Il s'agit de la version Feedbooks ; je n'ai pas comparé mot à mot avec GF,
mais un survol me permet d'affirmer qu'il s'agit de la même...
« [...] elle était partie goûter jusqu’à la pâmoison, jusqu’à mordre cette petite blanchisseuse qu’elle retrouvait au soleil levant, sur le bord de la Loire, et à qui elle disait : “ Tu me mets aux anges. ” Une Albertine différente, non pas seulement dans le sens où nous entendons le mot différent quand il s’agit des autres. Si les autres sont différents de ce que nous avons cru, cette différence ne nous atteignant pas profondément, et le pendule de l’intuition ne pouvant projeter hors de lui qu’une oscillation égale à celle qu’il a exécutée dans le sens intérieur, ce n’est que dans les régions superficielles d’eux-mêmes que nous situons ces différences. Autrefois, quand j’apprenais qu’une femme aimait les femmes, elle ne me paraissait pas pour cela une femme autre, d’une essence particulière.
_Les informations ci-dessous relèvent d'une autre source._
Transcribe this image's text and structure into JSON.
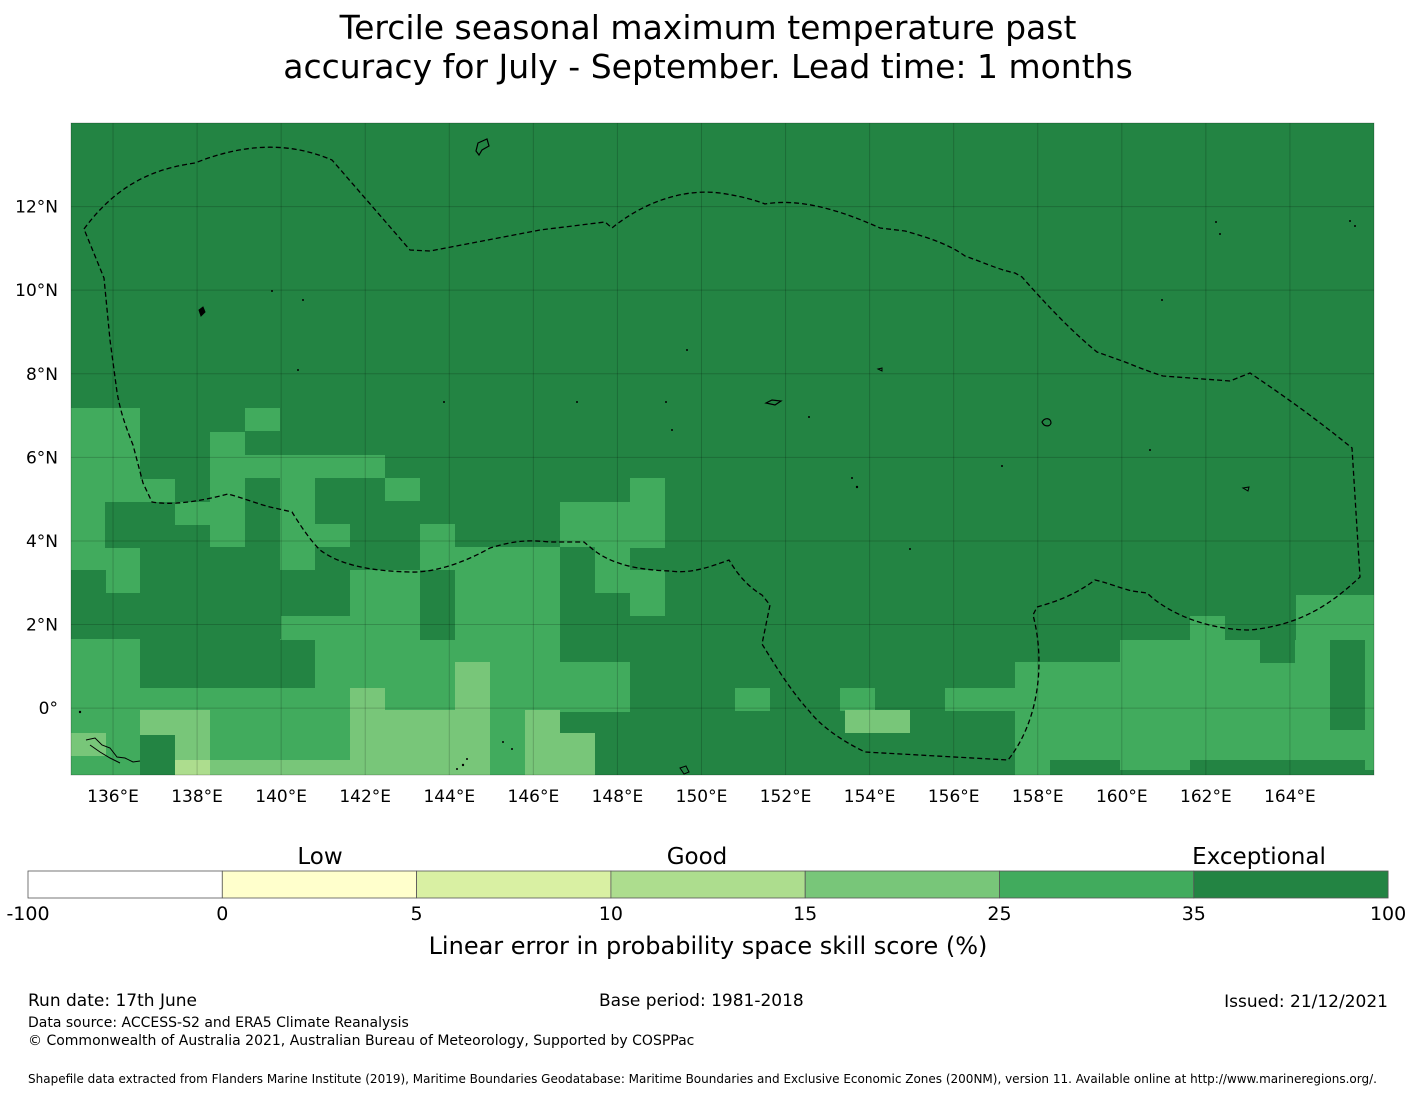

Mais s’il s’agit d’une femme qu’on aime, pour se débarrasser de la douleur qu’on éprouve à l’idée que cela peut être on cherche à savoir non seulement ce qu’elle a fait, mais ce qu’elle ressentait en le faisant, quelle idée elle avait de ce qu’elle faisait ; alors descendant de plus en plus avant, par la profondeur de la douleur, on atteint au mystère, à l’essence. Je souffrais jusqu’au fond de moi-même, jusque dans mon corps, dans mon cœur – bien plus que ne m’eût fait souffrir la peur de perdre la vie – de cette curiosité à laquelle collaboraient toutes les forces de mon intelligence et de mon inconscient ; et ainsi c’est dans les profondeurs mêmes d’Albertine que je projetais maintenant tout ce que j’apprenais d’elle. Et la douleur qu’avait ainsi fait pénétrer en moi, à une telle profondeur, la réalité du vice d’Albertine me rendit bien plus tard un dernier office. Comme le mal que j’avais fait à ma grand’mère, le mal que m’avait fait Albertine fut un dernier lien entre elle et moi et qui survécut même au souvenir, car, avec la conservation d’énergie que possède tout ce qui est physique, la souffrance n’a même pas besoin des leçons de la mémoire.